Examples of modern control systems

To clarify the critical distinction between control principles and their embodiment in a real machine or system, the following common examples of control may be helpful.

Machines that cannot function without (feedback) control

Many basic devices must be manufactured in such a way that their behaviour can be modified by means of some external control. Generally, the same effect cannot be brought about (in practice and sometimes even in theory) by any intrinsic modification of the characteristics of the device. For example, transistor amplifiers introduce intolerable distortion in sound systems when used alone, but properly modified by a feedback control system they can achieve any desired degree of fidelity. Another example involves powered flight.
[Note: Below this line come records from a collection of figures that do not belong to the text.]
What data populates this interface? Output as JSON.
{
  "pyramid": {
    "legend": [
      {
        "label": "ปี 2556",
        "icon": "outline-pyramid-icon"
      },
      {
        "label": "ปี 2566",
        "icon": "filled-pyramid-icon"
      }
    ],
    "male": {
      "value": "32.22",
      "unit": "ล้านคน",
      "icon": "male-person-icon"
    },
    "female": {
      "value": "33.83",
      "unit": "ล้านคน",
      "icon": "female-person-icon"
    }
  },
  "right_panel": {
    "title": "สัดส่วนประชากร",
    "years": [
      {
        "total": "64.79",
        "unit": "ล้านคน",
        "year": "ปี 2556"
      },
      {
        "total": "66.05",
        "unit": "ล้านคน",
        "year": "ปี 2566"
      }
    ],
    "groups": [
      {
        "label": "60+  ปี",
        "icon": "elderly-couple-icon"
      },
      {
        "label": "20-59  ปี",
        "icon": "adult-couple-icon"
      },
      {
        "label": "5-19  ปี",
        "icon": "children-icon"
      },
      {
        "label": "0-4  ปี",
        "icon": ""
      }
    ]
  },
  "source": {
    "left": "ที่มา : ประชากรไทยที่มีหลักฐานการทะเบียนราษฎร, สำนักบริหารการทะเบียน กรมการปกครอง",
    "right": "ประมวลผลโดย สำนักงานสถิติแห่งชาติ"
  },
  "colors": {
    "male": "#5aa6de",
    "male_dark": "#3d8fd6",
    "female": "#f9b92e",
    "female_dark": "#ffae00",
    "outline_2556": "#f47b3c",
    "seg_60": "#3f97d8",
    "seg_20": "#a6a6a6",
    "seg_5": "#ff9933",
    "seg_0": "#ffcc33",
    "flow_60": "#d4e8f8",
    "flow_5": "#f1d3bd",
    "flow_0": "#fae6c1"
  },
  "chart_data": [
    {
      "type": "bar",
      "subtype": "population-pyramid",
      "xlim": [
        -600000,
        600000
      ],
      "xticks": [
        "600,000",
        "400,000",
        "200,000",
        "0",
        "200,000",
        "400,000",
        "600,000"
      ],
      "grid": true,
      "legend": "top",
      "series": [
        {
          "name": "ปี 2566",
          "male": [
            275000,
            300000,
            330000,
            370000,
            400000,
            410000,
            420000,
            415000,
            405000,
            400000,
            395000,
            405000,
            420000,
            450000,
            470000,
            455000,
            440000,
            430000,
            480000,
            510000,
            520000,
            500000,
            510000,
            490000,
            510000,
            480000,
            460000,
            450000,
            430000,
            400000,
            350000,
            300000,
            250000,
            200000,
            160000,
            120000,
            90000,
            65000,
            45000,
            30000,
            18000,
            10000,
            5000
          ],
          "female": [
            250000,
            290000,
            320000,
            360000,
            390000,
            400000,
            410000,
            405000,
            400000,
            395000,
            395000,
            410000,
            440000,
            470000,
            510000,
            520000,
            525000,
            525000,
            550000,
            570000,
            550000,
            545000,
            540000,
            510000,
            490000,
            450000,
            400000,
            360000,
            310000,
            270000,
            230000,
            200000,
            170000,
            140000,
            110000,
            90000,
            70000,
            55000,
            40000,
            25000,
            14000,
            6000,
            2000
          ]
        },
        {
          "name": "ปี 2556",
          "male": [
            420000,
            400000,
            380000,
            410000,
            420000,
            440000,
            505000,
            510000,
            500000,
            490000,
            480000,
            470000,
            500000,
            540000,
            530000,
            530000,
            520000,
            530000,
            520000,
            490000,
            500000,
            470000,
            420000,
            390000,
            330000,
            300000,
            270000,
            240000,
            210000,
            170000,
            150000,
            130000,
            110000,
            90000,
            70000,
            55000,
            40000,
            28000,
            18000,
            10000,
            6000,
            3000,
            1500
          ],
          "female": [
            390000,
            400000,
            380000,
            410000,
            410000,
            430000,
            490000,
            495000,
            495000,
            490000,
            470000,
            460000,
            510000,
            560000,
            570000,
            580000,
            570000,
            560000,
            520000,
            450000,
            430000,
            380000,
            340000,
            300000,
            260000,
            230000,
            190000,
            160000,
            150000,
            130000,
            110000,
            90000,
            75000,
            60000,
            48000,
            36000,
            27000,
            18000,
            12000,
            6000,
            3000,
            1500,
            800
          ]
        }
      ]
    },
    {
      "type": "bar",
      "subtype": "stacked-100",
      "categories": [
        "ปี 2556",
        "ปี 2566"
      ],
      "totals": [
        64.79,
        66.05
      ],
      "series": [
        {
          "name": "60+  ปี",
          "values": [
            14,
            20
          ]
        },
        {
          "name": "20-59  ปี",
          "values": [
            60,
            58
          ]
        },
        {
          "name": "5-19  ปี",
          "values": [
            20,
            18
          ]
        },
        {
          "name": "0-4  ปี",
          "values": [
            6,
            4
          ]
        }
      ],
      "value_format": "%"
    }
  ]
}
Early pioneers failed, not because of their ignorance of the laws of aerodynamics but because they did not realize the need for control and were unaware of the basic principles of stabilizing an inherently unstable device by means of control. Jet aircraft cannot be operated without automatic control to aid the pilot, and control is equally critical for helicopters. The accuracy of inertial navigation equipment cannot be improved indefinitely because of basic mechanical limitations, but these limitations can be reduced by several orders of magnitude by computer-directed statistical filtering, which is a variant of feedback control.

Control of machines

In many cases, the operation of a machine to perform a task can be directed by a human (manual control), but it may be much more convenient to connect the machine directly to the measuring instrument (automatic control); e.g., a thermostat may be used to turn on or off a refrigerator, oven, air-conditioning unit, or heating system. The dimming of automobile headlights, the setting of the diaphragm of a camera, and the correct exposure for colour prints may be accomplished automatically by connecting a photocell directly to the machine in question. Related examples are the remote control of position (servomechanisms) and speed control of motors (governors). It is emphasized that in such cases a machine could function by itself, but a more useful system is obtained by letting the measuring device communicate with the machine in either a feedforward or feedback fashion.